This story was updated at 3:50 p.m. on July 22, 2013.
In the months before he went on a spree of armed robberies in January 2012 in Montgomery County, Ramon Gunn seemed to have it all.
A recent graduate from Barry University, Gunn, now 27, had landed a job at MedImmune in Gaithersburg earning $70,000 a year. An Eagle Scout, he also had earned a master’s degree in accounting, bought a new Mercedes and moved into an upscale apartment building in North Bethesda. His girlfriend, who aspired to become a doctor in the U.S. Navy, had moved from Michigan to Bethesda to study medicine at the Uniformed Service University of Medicine.
Then, Gunn bought a replica handgun and cased restaurants and salons, returning days later to rob them.
The crimes confused family members and law officials.
“By your actions, you’ve thrown your life away, and I’m not really sure why,” Bernard told Gunn on Thursday, ordering him to serve 16 years in prison and suspending the additional 95 years of the 111-year sentence she imposed.
Gunn has been indicted on similar charges in Delaware, officials said.
Police caught Gunn robbing the Night Dreams store in Rockville on Feb. 20, 2012. It was one of a half-dozen crimes he told police he had committed, according to court records, which show that the spree began with a robbery at a Subway in Germantown.
Gunn also robbed employees of hair salons and fast-food restaurants in Rockville and Gaithersburg. At one salon, he sexually assaulted a woman working there, according to court records.
“This was the product of great thought and great planning over and over again, Montgomery County Assistant State’s Attorney John Lalos told Bernard.
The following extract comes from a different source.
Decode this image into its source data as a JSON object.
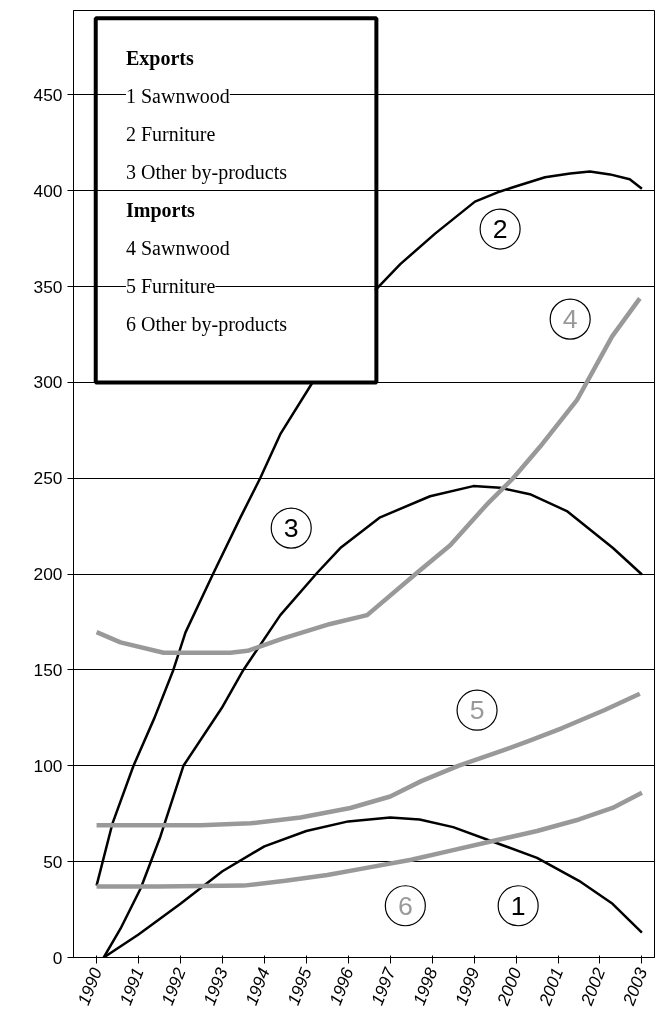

In total, police pegged him to seven armed robberies in Montgomery County. He allegedly committed two others in Delaware while on a business trip there, lawyers said in court, adding that the lack of apparent motive made the situation all the more “bizarre.”s
Gunn’s lawyer and his family members attributed Gunn’s crime spree to longtime emotional stress that had been building around his relationship with his father, a veteran of the wars in Iraq and Afghanistan, among other factors.
“Mr. Gunn needs to own this,” Lalos said, asking for a 70-year sentence, with 40 years suspended, so Gunn would serve 30 years in prison.
Laura Kelsey Rhodes, Gunn’s attorney, had asked for 18 months in jail, on top of the 18 months he has already spent in jail, as well as probation and GPS monitoring. She argued that he had no prior criminal history and would be more likely to be rehabilitated in the Montgomery County Department of Correction and Rehabilitation and with continued therapy.
In ordering Gunn to serve 16 years in prison, Bernard chose a middle ground, saying, “I can’t consider an 18-month sentence.” Although Gunn had accepted responsibility for his actions, “this is not something where you can just snap your fingers and this is going to be done and over,” Bernard said.
Gunn pleaded guilty to seven counts of armed robbery and one count of fourth-degree sex offense in December 2012.
Rhodes attributed Gunn’s actions to a “psychotic break” and argued that Gunn had been under “huge pressure” in 2011.
“We know now he needs treament,” she said, calling his actions “further evidence he wasn’t on notice for how ill he was.”
Gunn’s victims, meanwhile, said they carried the memories and mental scars of his robberies.
“I feel like he’s taken something from me,” one victim said. Another said, “I live my life in fear, to be honest.”
Gunn said the time he has spent in jail “opened his eyes.”
“There isn’t a day or night where I don’t think about all the suffering I caused you,” he said, apologizing to his victims and family.
Gunn’s crimes caught his friends and family by surprise. Family members said in court that Gunn seemed unaware of the ramifications of his actions when he was arrested.
“It still doesn’t make sense to me,” said Richard Duncan, Gunn’s uncle. “That’s not the Ramon I knew growing up.”
Lindsey Kiss, an ensign in the U.S. Navy studying to be a doctor, said she met Ramon while the two were in school in Florida.
He encouraged her to move home to Michigan to prepare for her exams to apply for medical school, she said. But they quarreled when he learned that she wanted to join the military.
After Gunn was first arrested, she visited him in the hospital.
“I was playing football and got tackled,” she said he told her.
Later, he admitted he had been arrested for armed robbery.
The two are still a couple, she said in court. “I love him. I think that he’s a really good person who made a really bad mistake. ... I believe in him.”
Gunn’s father visited him earlier this week, Gunn said. He hadn’t been expecting the visit, but his father told him, “No matter what happens, we love you.”
“He’s never said anything like that before,” Gunn said, weeping.